Hizo de la enfermedad una batalla ejemplar [194], despertando la devoción de propios y, por lo menos, el escepticismo de los extraños, dando por realizada una obra que hizo útil su sacrificio [188]. E, independientemente de los métodos chavistas para asegurar el apoyo electoral [207], bien señala Adrián Segovia el significativo tránsito de mesías a mártir, contribuyendo al bienestar colectivo [200 ss.], protagonizando el altar, pues, quizá por la ya muy remota la década, los mártires de los sesenta no sólo quedan muy atrás, sino que, en nada, ayudan a la necesidad de supervivencia del régimen que goza de su propio e intransferible relato al partir del 4-F.

 

Algo muy distinto es emplear a fondo, la imagen y el audio de Alí Primera, caso ubicado con exactitud por Ludeña Pariján [235 ss., 244 ss.], a quien no exceden de su papel complementario en el canto litúrgico, por lo demás, de un lado, saturador de las emisoras oficiales y del mismo metro de Caracas, poblándolo de resignado hastío ante la precariedad de sus servicios; y, por el otro, muestra evidente que la tal revolución ya no puede replicar el fenómeno cubano de la Nueva Trova.

 

Lo más importante es que, como todo mito, la promesa es la del eterno retorno, el renacimiento, el regreso, la resurrección [196 s.], apostando por la supervivencia del enemigo interno y del rol de los aparatos de inteligencia para recrearlo [209 ss.], pero el régimen está culturalmente desindustrializado y esa movilización y sensibilización que concede, por citar un caso, la música de protesta, queda reducida a la nostalgia de sus tiempos de expansión, atribuidos a la renovación universitaria y al Congreso de Cabimas [246].  Queda en pie, el vigilante corporativo frente al paisaje de un chavismo políticamente desahuciado y al que apelan sus sucesores desesperadamente por  lo que fue una poderosa simbología.

 

Ya no hay promesa valedera y las fáciles consignas, por mucho abolengo bolivariano que expongan, como el de la “mayor suma de felicidad posible”  [183], únicamente quedan para la denominación de ministerios o viceministerios.
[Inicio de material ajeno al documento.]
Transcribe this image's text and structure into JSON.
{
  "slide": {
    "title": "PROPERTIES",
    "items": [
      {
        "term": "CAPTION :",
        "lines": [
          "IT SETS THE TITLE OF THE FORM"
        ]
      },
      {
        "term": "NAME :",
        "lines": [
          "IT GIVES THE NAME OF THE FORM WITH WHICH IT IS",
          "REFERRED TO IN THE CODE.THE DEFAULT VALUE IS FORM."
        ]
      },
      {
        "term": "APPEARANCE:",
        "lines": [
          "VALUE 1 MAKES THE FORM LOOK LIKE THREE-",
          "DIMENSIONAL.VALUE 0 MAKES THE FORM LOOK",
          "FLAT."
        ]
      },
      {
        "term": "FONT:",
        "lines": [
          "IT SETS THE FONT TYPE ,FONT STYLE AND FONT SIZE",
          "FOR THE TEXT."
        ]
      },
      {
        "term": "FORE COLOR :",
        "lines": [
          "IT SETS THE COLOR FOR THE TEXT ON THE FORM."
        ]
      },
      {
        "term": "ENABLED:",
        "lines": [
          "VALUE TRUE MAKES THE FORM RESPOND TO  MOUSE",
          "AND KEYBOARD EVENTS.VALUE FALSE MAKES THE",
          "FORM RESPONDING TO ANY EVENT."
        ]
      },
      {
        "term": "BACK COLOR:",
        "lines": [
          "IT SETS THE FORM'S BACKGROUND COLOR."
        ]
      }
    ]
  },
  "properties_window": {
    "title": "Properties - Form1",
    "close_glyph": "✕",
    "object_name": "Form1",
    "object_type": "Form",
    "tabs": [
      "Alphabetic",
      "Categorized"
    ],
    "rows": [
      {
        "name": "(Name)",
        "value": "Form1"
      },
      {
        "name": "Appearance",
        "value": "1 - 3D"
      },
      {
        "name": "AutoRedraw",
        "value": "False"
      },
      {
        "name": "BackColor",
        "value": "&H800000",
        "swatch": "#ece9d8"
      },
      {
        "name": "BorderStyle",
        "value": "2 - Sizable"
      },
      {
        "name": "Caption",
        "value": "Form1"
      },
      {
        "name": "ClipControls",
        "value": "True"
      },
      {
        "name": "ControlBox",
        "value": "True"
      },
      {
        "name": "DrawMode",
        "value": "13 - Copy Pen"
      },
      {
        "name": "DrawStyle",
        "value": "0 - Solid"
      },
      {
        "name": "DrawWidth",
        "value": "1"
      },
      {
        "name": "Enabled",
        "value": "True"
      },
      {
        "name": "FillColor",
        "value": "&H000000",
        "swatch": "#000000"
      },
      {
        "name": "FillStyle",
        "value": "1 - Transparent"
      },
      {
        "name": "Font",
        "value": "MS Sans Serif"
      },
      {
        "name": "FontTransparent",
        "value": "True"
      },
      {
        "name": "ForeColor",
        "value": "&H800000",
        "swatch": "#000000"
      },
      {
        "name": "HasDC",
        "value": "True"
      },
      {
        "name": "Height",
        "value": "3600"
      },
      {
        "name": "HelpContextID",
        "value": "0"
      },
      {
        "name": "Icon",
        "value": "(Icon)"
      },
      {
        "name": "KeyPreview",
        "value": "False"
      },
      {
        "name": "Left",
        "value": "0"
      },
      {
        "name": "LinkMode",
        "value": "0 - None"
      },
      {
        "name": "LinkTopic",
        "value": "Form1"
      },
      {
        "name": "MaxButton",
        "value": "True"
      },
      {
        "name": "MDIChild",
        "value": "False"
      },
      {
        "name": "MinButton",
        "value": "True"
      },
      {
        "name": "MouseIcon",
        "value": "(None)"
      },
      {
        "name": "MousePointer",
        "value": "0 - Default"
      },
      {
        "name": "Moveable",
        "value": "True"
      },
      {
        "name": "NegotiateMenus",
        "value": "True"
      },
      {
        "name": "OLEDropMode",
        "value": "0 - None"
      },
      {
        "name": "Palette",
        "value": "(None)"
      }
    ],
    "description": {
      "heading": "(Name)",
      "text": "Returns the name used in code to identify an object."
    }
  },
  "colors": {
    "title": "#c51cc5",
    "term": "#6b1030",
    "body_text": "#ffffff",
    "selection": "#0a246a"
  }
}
Luce insólito que la propia verborrea se convierta o trate de convertirse, sustituyéndolo, en un programa político, gravitando en un vacío teológico.

 

Los tres autores en cuestión, mueven el alfil sabiamente para suscitar un debate en los casilleros todavía enmudecidos, pues, de un modo u otro, la prédica oficialista asoló a quienes – supuestamente –  la adversaban. Quedamos ubicados frente a la corporación armada, cuyo turno de vigilancia ha pasado.